Karamanoğlu Mehmetbey Üniversitesi Edebiyat Fakültesi Dergisi
Yazarlar: Emre ARAS, Çağatay BENHÜR
Konular:Tarih
Anahtar Kelimeler:İkinci Dünya Savaşı,Japonya,Mançurya,Sovyetler Birliği,Türk Basını
Özet: İkinci Dünya Savaşı, XX. yüzyılınönemli siyasi gelişmesi olmuştur. Stratejik Mançurya Operasyonu ise bu savaşın sona erdirilmesinde adeta dönüm noktalarından birisi haline gelmiştir. Sovyetler Birliği ile Japon İmparatorluğu arasında meydana gelen bu muharebe sonucunda Japon İmparatorluğu teslimiyeti kesin olarak kabul etmiş ve nihayet savaş sona ermiştir. 9 Ağustos 1945 günü Kızılordu’nun üç cepheden Japonya’nın Mançurya topraklarına taarruzu ile başlayan bu operasyon 2 Eylül 1945 günü Japonya’nın teslim olmasıyla resmen sona ermiştir. Harekâtın 23 gün gibi kısa bir sürede tamamlanması beklenmedik bir gelişme olmuştur. Bunun sebepleri olarak Sovyetler Birliği’nin bu savaşa daha hazırlıklı girmesi, büyük bir stratejik başarı göstererek tüm cephelerde Japon direnişini başarısızlığa uğratması ve müttefiklerinden aldığı yardımlar gösterilebilir. ABD’nin harekâttan hemen önce atom bombalarıyla Japon şehirlerini vurması da Japonlar’da psikolojik bir çöküntüye sebep olmuş ve bu da Sovyetler Birliği’nin işini daha da kolaylaştırmıştır. Bu harekât İkinci Dünya Savaşı’nın sonlandırılmasında bir dönüm noktası olmuştur. Japonya’nın atom bombası saldırıları sebebiyle teslim olmak zorunda kaldığı yönündeki yaygın görüş yeterli değildir. Çünkü atom bombaları atıldıktan sonra Japon direnişi hala devam etmekteydi. Günümüz araştırmalarında bu durum göz ardı edilse de Mançurya üzerine yapılan bu Sovyet harekâtının hemen akabinde Japonya barış istemek zorunda kalmıştır.

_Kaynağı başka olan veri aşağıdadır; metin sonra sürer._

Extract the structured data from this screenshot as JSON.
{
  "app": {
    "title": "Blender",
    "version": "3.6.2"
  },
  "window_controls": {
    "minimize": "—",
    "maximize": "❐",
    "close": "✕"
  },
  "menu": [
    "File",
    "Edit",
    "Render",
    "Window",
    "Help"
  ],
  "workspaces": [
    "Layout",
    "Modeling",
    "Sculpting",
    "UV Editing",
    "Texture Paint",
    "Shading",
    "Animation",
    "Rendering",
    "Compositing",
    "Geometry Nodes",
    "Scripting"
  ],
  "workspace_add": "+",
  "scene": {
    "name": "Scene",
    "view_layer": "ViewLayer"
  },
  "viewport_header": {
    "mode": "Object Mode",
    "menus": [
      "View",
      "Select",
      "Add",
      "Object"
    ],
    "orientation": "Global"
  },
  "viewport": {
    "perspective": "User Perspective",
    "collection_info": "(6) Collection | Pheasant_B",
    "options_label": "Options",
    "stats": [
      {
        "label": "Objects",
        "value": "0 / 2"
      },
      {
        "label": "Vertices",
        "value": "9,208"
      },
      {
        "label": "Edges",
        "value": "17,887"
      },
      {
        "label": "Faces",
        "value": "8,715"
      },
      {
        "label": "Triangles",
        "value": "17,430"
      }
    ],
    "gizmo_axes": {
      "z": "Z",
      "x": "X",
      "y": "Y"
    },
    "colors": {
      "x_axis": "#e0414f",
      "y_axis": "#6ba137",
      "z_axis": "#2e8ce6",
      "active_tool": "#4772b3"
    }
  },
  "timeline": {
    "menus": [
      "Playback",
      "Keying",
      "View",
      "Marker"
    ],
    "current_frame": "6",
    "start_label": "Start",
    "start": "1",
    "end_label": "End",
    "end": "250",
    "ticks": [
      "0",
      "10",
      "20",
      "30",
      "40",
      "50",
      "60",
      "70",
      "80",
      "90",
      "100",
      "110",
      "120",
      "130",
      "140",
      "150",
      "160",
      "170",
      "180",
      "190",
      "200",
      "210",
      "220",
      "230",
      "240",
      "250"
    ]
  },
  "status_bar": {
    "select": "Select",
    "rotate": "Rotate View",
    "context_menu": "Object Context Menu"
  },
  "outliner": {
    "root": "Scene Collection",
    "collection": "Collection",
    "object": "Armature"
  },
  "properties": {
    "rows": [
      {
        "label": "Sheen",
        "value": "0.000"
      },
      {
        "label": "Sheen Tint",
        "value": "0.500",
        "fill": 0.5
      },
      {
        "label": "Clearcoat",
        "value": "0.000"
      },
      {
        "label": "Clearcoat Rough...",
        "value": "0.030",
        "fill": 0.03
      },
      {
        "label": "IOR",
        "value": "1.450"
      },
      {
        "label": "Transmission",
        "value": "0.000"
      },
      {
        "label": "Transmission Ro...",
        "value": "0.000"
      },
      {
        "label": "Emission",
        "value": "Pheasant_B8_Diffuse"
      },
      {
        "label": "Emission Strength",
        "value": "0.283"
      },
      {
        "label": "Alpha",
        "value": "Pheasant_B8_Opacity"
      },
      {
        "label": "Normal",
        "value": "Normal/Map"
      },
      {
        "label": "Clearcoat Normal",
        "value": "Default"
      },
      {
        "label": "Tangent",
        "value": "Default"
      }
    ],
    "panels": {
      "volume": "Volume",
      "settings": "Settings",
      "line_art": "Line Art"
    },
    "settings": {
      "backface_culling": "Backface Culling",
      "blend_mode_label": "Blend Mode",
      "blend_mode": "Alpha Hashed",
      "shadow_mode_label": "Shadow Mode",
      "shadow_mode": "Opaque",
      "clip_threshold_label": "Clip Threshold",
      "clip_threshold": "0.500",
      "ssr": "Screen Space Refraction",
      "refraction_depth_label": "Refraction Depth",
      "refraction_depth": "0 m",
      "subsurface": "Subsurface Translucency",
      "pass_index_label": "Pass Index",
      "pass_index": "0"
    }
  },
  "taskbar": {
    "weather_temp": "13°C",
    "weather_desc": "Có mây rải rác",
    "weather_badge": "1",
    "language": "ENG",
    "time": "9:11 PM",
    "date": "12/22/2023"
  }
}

Bu kısa süreli savaş Türk basınında oldukça geniş yer bulmuştur. Dönemin tirajı yüksek gazeteleri neredeyse her gün bu savaşı manşetlerine taşımışlardır. Gazeteler, destekledikleri ideoloji kapsamında yer yer tarafgir yorumlar yapmaktan da çekinmemişlerdir. Gazetelerde yer alan haberler, büyük ölçüde araştırmalarla uyuşmakla beraber yer yer yanlış haberlerin de yapıldığı görülmektedir. Türk gazeteleri yaptıkları haberlerde büyük ölçüde savaşan devletlerin resmi tebliğlerini ve dış basını kaynak olarak göstermiştir.